Quand on entend carême, on pense généralement à une privation de nourriture ou de quelqu’autre objet de consommation qui peut être en même temps source de plaisir. La tradition du jeûne s’est perdue depuis que les catholiques d’ici sont privés de l’enseignement religieux et de l’enseignement dispensé à l’occasion des célébrations liturgiques. Ceci dit, je pense que le jeûne fait partie de l’identité chrétienne, oui, celle que nous recherchons après avoir tant cherché à nous libérer de tout ce qui était contraignant dans la religion. C’est pourquoi il importe donc d’en redécouvrir le sens. D’abord, le carême prend son inspiration dans le séjour de Jésus  au désert pendant 40 jours:

«Jésus, rempli d’Esprit Saint, revint du Jourdain et il était dans le désert, conduit par l’Esprit, pendant quarante jours, et il était tenté par le diable. Il ne mangea rien durant ces jours-là, et lorsque ce temps fut écoulé, il eut faim.» (Luc 4,1-2)

Un chrétien pense au jeûne souvent pour suivre la coutume, mais tout au fond il faut y voir une poussée de l’Esprit Saint.  C’est le même Esprit Saint qui est descendu et a reposé sur Jésus au baptême et l’a poussé ensuite au désert. C’est le même Esprit qui a ressuscité Jésus à Pâques et quand, à la Pentecôte, Pierre annonce à la foule que les temps sont accomplis, il déclare que se réalise la parole du prophète Joël:

«Alors, dans les derniers jours, dit Dieu, je répandrai de mon Esprit sur toute chair, vos fils et vos filles seront prophètes, vos jeunes gens auront des visions, vos vieillards auront des songes; oui, sur mes serviteurs et mes servantes en ces jours-là je répandrai de mon Esprit et ils seront prophètes.» (Actes 2, 16-18)

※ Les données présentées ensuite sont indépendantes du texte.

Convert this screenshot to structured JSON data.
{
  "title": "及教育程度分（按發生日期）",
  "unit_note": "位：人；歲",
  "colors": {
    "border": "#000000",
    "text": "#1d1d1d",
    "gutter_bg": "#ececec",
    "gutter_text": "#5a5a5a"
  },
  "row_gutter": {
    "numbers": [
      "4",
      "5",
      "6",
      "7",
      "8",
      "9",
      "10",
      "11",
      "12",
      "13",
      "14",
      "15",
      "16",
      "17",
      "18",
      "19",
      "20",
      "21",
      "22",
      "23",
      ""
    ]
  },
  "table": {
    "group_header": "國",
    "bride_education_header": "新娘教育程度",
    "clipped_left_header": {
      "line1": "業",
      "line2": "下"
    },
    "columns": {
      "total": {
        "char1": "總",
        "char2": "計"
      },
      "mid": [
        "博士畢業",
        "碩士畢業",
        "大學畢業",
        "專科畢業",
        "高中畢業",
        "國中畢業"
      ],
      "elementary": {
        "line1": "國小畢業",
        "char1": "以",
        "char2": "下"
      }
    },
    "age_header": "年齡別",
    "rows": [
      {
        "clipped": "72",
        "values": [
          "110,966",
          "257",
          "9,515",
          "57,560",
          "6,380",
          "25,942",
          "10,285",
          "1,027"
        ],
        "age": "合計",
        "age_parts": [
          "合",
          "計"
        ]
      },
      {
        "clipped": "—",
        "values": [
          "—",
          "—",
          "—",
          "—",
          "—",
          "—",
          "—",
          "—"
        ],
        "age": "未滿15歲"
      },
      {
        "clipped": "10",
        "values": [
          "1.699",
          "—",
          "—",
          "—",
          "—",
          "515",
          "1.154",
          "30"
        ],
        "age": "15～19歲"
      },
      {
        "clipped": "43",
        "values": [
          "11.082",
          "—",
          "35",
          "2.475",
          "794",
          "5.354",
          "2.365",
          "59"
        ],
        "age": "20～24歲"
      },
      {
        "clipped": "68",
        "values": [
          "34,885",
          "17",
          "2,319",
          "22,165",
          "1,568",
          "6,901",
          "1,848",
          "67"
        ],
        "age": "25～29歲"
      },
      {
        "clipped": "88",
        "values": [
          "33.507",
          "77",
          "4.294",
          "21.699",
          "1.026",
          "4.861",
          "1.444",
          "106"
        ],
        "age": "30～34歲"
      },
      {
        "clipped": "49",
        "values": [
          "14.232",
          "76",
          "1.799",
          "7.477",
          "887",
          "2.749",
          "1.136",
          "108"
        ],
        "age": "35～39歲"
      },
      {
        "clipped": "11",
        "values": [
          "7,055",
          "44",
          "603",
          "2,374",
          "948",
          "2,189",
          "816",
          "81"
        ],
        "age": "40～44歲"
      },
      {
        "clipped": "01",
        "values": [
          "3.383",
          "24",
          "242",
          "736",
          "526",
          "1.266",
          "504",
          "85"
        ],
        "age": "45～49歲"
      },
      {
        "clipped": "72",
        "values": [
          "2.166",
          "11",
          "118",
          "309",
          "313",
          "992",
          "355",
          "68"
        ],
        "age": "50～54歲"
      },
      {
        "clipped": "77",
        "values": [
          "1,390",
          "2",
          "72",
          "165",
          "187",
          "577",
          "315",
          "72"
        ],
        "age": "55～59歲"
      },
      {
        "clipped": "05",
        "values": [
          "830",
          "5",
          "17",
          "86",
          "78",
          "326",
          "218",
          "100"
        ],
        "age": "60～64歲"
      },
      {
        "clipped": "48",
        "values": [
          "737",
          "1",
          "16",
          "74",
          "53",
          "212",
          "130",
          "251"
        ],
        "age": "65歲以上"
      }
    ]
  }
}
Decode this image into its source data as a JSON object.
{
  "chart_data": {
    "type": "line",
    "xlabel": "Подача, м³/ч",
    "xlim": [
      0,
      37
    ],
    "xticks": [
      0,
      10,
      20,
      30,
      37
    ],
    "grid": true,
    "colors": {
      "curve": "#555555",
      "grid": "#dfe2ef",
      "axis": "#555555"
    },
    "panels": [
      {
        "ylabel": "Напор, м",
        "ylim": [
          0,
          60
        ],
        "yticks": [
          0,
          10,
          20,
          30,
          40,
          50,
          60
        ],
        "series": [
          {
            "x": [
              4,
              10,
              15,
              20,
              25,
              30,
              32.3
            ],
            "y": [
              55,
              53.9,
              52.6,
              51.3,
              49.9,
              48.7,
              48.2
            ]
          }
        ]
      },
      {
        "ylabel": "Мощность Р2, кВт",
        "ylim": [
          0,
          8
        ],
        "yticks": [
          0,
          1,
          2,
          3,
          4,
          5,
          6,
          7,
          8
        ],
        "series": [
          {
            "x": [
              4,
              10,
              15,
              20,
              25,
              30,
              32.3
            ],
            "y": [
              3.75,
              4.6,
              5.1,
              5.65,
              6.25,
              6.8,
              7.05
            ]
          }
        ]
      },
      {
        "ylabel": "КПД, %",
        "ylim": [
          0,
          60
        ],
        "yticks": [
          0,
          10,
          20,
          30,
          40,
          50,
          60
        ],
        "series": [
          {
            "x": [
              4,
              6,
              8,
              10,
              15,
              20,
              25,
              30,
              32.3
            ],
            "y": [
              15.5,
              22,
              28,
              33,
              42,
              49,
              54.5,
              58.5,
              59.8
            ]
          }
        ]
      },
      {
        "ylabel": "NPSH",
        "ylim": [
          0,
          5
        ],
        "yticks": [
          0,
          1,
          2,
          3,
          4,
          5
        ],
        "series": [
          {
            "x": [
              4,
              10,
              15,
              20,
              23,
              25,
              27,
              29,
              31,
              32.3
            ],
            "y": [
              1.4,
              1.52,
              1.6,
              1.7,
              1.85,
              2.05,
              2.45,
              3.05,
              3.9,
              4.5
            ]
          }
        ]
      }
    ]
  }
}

Cette annonce me concerne aujourd’hui et décrit mon identité de chrétien. Je comprends par là que tout baptisé devient prophète, quand l’Esprit Saint répand l’amour dans son cœur, quand il lui suggère de prier, quand il raffermit sa foi et son espérance. Pour un chrétien jeûner est une manière de prophétiser, c’est-à-dire témoigner de la présence de l’Invisible. Ce qu’on devrait voir, c’est la transformation de sa personne dans le sens d’un plus grand amour des autres, d’une plus grande présence à Dieu et d’une espérance renouvelée en la réalisation de sa promesse de vie éternelle.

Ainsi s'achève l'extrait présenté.